Donkey KongAtariSoft’s version of Donkey Kong was the very first game I ever saw on a Commodore 64 and, for all intents and purposes, it looked identical to Nintendo’s arcade version to my ten-year-old eyes. The C64 port was light years ahead of the crappy Atari 2600 version, released only a year prior. In the C64 port, barrels no longer resembled Ritz crackers and flaming barrels looked nothing like oil lamps.

Equally impressive was the fact that AtariSoft’s port of Donkey Kong contained all four levels from the arcade version. Colecovision’s port for the Atari 2600 only contained the first two levels – Nintendo’s own version, released two years later in ’85, only contained three! To my circle of friends, AtariSoft’s version of Donkey Kong was virtually identical to its arcade counterpart.

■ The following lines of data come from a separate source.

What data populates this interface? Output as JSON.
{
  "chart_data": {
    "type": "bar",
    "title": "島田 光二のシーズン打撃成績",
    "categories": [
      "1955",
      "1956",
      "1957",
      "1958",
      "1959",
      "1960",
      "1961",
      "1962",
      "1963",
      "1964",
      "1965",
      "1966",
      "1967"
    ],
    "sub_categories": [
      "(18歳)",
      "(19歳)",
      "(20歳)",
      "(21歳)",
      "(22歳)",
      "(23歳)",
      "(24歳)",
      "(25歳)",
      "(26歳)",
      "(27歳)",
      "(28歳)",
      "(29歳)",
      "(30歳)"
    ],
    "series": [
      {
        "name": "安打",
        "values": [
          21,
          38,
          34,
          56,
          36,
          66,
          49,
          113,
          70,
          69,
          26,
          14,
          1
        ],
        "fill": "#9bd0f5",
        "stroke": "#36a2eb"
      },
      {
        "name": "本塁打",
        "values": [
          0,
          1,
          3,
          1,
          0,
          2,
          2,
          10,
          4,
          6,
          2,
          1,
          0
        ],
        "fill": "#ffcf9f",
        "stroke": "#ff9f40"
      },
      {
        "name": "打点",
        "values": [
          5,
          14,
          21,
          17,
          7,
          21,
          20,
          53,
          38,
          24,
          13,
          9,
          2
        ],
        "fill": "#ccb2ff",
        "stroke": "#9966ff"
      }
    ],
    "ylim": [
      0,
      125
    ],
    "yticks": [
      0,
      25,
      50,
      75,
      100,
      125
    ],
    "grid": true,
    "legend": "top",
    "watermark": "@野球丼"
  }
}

With two decades of space between us, we can now see that AtariSoft’s port was far from perfect. The arcade version of Donkey Kong uses a vertical monitor; AtariSoft’s solution to porting the game to horizontal television sets was to simply make everything reeeeeally wide. Other hardware limitations led to a few corners being cut. The infamous “How high can you go?” screen is nowhere to be found. The colors and sounds, while probably the best of any home version at the time, still weren’t perfect. Red girders appeared purple, some of the sound effects (like Donkey Kong’s grunts) didn’t sound quite right, and some of the animation (such as Donkey Kong’s) had been greatly reduced.

That’s not to say the game wasn’t incredible; it was, especially considering the entire thing was crammed into a cartridge that maxed out at 16k. AtariSoft’s port of Donkey Kong was one of many early games that dazzled home computer owners. The ability to 4 quartersget arcade graphics into your home (or a reasonable facsimile thereof…) turned millions of people on to home computers and proved that they could be viable gaming platforms. Ignoring slight changes in graphics in sound due to less powerful hardware than its arcade counterpart, AtariSoft’s version of Donkey Kong delivers an arcade quality experience in a fashion that seemed impossible at the time.